If you want to run clients, your best bet is logging in remotely or blind typing as switching VT switches away from the Wayland frontbuffer and doesn't restore it when switching back. The three interesting clients at this point are 'window', 'flower' and 'screenshot'. And that's it. Wayland doesn't really do anything right now, there are no interesting clients to run, all you get after all this trouble is a mouse cursor, a half-assed terminal and glxgears in a pretty window.
X.org on Wayland
This assumes PKG_CONFIG_PATH is set as above.
$ git clone git://git.freedesktop.org/git/xorg/xserver
$ cd xserver
$ git checkout -b wayland origin/wayland
$ ./autogen.sh --prefix=$HOME/install
and build and install as usual. Then get the wayland branch of my xf86-driver-intel repo:
$ export ACLOCAL="aclocal -I~krh/install/share/aclocal"
$ git clone git://people.freedesktop.org/~krh/xf86-video-intel
$ git checkout -b wayland origin/wayland
$ ./autogen.sh --prefix=$HOME/install --enable-kms
Build and install the driver and then running X -wayland -noreset (with PATH and LD_LIBRARY_PATH set accordingly) should pop up an X server under wayland. If you want to run a second X server, add :1 to the X server command line arguments.
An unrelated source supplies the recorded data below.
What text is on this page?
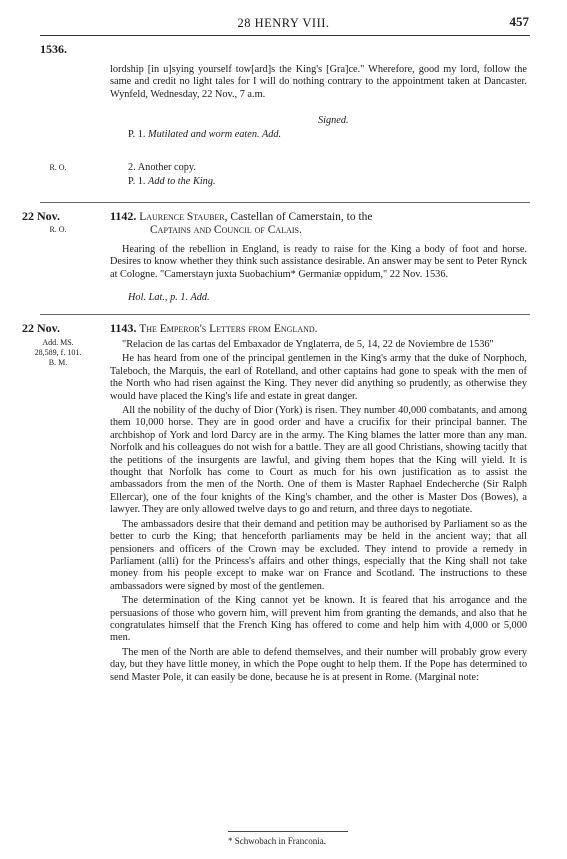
28 HENRY VIII.	457
1536.
lordship [in u]sying yourself tow[ard]s the King's [Gra]ce." Wherefore, good my lord, follow the same and credit no light tales for I will do nothing contrary to the appointment taken at Dancaster. Wynfeld, Wednesday, 22 Nov., 7 a.m.
Signed.
P. 1. Mutilated and worm eaten. Add.
R. O.	2. Another copy.
P. 1. Add to the King.
22 Nov.
R. O.
1142. Laurence Stauber, Castellan of Camerstain, to the
Captains and Council of Calais.
Hearing of the rebellion in England, is ready to raise for the King a body of foot and horse. Desires to know whether they think such assistance desirable. An answer may be sent to Peter Rynck at Cologne. "Camerstayn juxta Suobachium* Germaniæ oppidum," 22 Nov. 1536.
Hol. Lat., p. 1. Add.
22 Nov.	1143. The Emperor's Letters from England.
Add. MS.
28,589, f. 101.
B. M.

"Relacion de las cartas del Embaxador de Ynglaterra, de 5, 14, 22 de Noviembre de 1536"

He has heard from one of the principal gentlemen in the King's army that the duke of Norphoch, Taleboch, the Marquis, the earl of Rotelland, and other captains had gone to speak with the men of the North who had risen against the King. They never did anything so prudently, as otherwise they would have placed the King's life and estate in great danger.

All the nobility of the duchy of Dior (York) is risen. They number 40,000 combatants, and among them 10,000 horse. They are in good order and have a crucifix for their principal banner. The archbishop of York and lord Darcy are in the army. The King blames the latter more than any man. Norfolk and his colleagues do not wish for a battle. They are all good Christians, showing tacitly that the petitions of the insurgents are lawful, and giving them hopes that the King will yield. It is thought that Norfolk has come to Court as much for his own justification as to assist the ambassadors from the men of the North. One of them is Master Raphael Endecherche (Sir Ralph Ellercar), one of the four knights of the King's chamber, and the other is Master Dos (Bowes), a lawyer. They are only allowed twelve days to go and return, and three days to negotiate.

The ambassadors desire that their demand and petition may be authorised by Parliament so as the better to curb the King; that henceforth parliaments may be held in the ancient way; that all pensioners and officers of the Crown may be excluded. They intend to provide a remedy in Parliament (alli) for the Princess's affairs and other things, especially that the King shall not take money from his people except to make war on France and Scotland. The instructions to these ambassadors were signed by most of the gentlemen.

The determination of the King cannot yet be known. It is feared that his arrogance and the persuasions of those who govern him, will prevent him from granting the demands, and also that he congratulates himself that the French King has offered to come and help him with 4,000 or 5,000 men.

The men of the North are able to defend themselves, and their number will probably grow every day, but they have little money, in which the Pope ought to help them. If the Pope has determined to send Master Pole, it can easily be done, because he is at present in Rome. (Marginal note:

* Schwobach in Franconia.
You can then launch X clients under the display (possibly from the Wayland terminal) and watch them appear inside the X server. Alt-click to move the server when half-size, Alt-Enter to maximize the server. The server should support direct rendering GLX, including compiz and DRI2 and even xrandr does something reasonable (it resizes the server window). 此文档有老,请有选择参考。
此文档仅描述 intel 显卡情况。